Meetu Kumari | May 8, 2026 |
Share Premium Not Taxable Under Section 68, Rules ITAT
The case pertained to the assessee M/s Aamby Valley Limited for AY 2013-14, wherein the Assessing Officer had made several additions, whereby they treated the share premium amounting to Rs 568 crores received from Sahara group companies as unexplained cash credit under Section 68. They had also rejected the business loss/write-off amounting to Rs. 23.01 crores, besides making TP adjustments regarding the share premium claimed.
The assessee submitted that full documentary proof, including documents like bank account statements, accounts, and records pertaining to the taxpayer/investor companies, had been provided to establish their credentials/identity/genuineness and that share premium is a capital receipt and TP provisions do not apply. Being aggrieved by the additions made, both parties moved the Tribunal.
Issue Raised: Whether transfer pricing provisions apply to share premium received from non-residents?
Tribunal Held: The ITAT Delhi ruled against the revenue’s appeal and partially upheld the assessee’s appeal. The decision held that the addition made under Section 68 on share premium was unwarranted because the assessee had established the identity, creditworthiness, and genuineness of the investors. It explained that a mere high share premium does not suffice for addition, especially where Section 56(2)(viib) was not applicable in the concerned year.

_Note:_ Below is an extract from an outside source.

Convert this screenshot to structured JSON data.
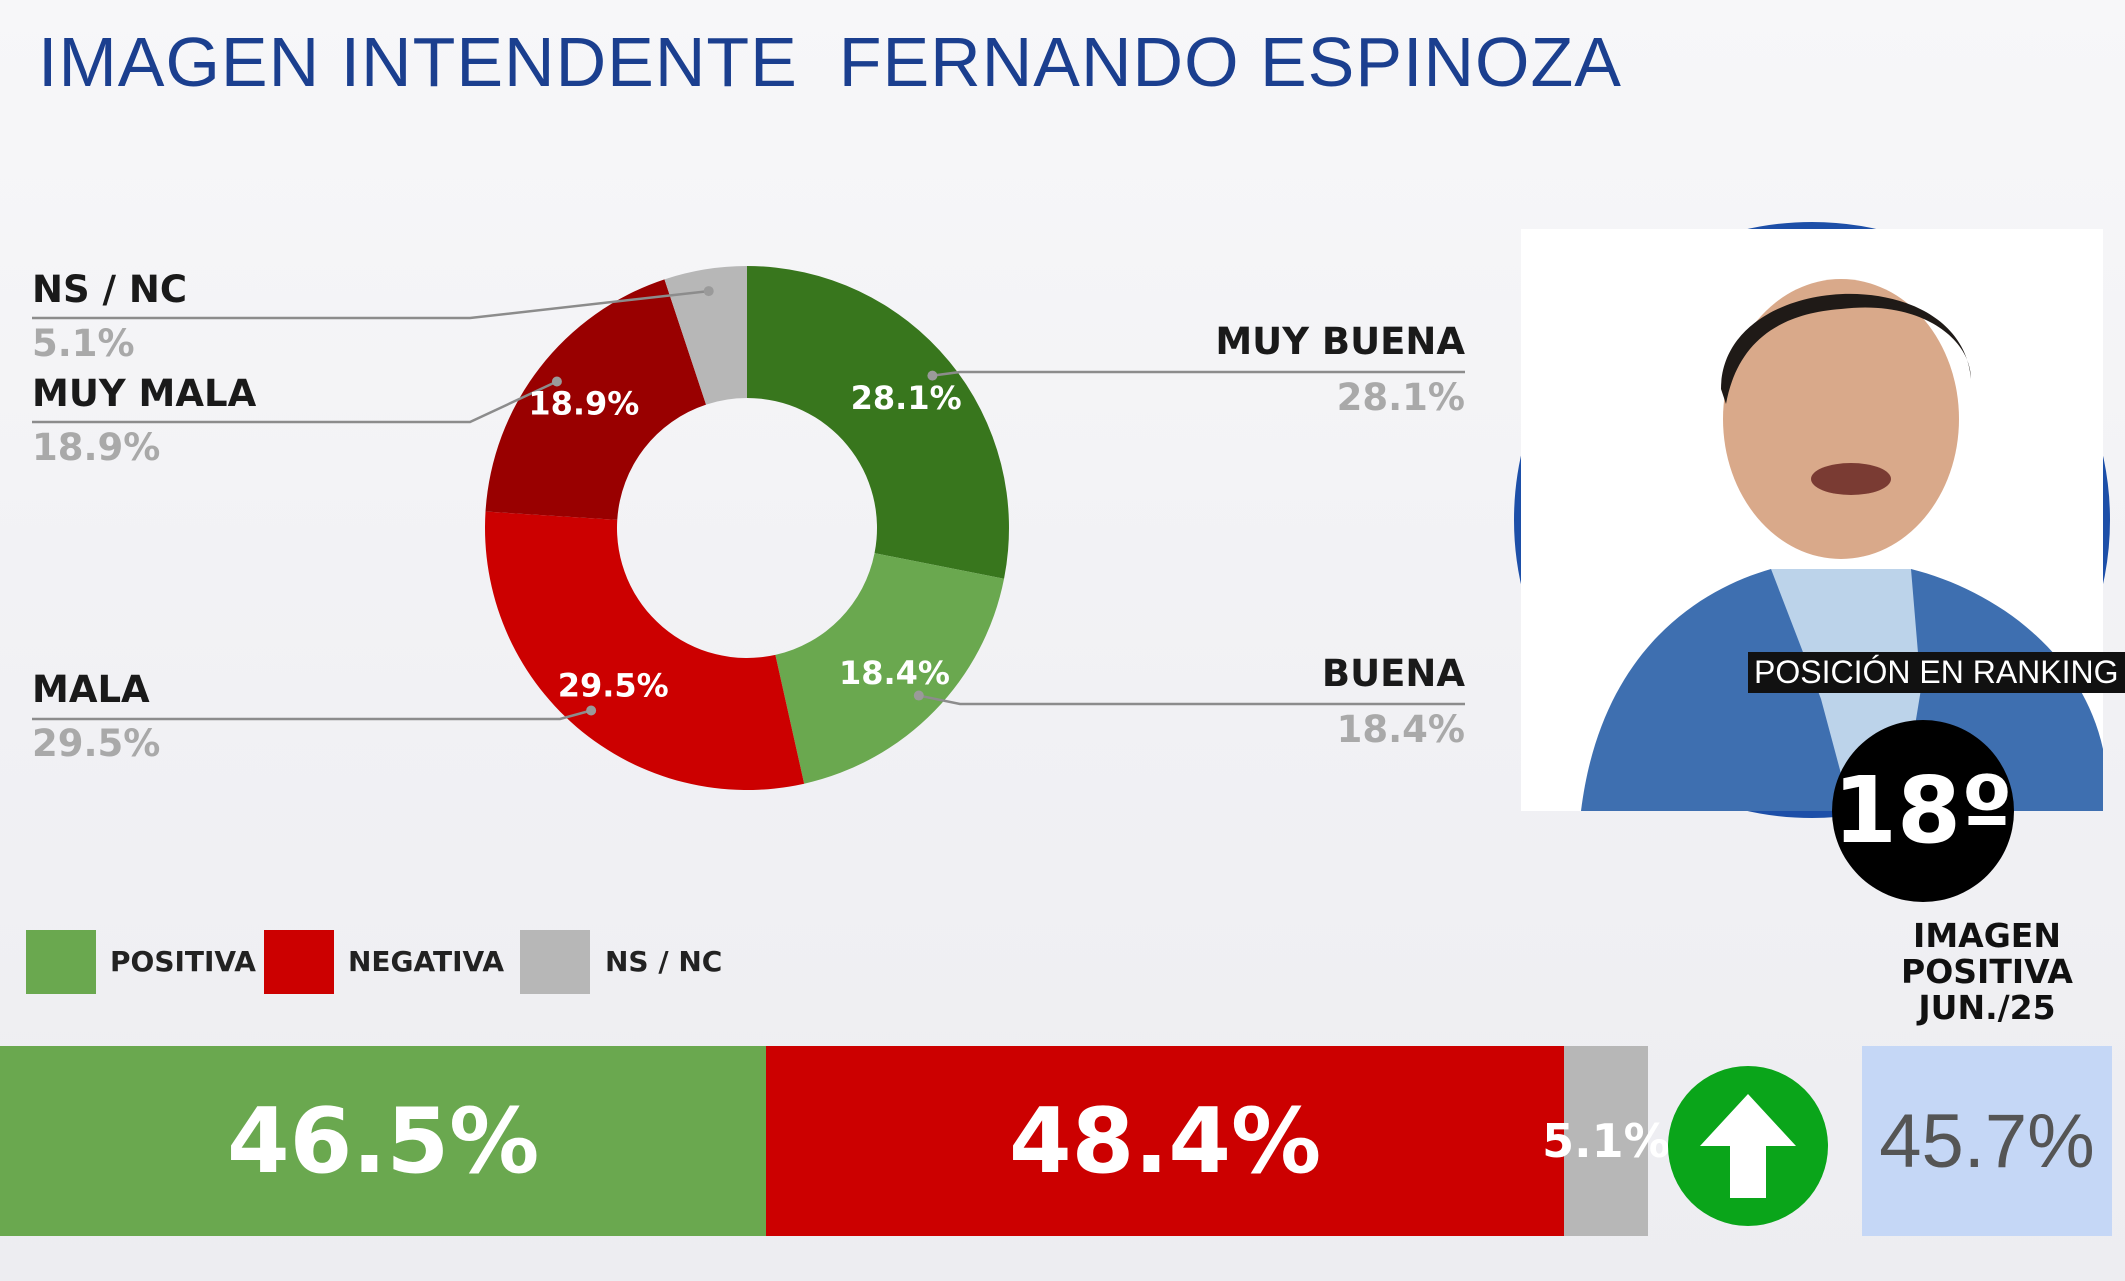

In regard to business loss, the Tribunal permitted the write-off of Rs 23.01 crore, observing that advances given in the course of business, which prove to be irrecoverable, would constitute business loss regardless of whether such transactions may be classified as bad debts. With respect to the transfer pricing aspect, the Tribunal reaffirmed that issuance of shares being a capital transaction and not constituting any income, TP provisions could not be employed to tax any premium earned on share issuance based on settled legal principles. Therefore, several additions were struck off, while some were partly allowed.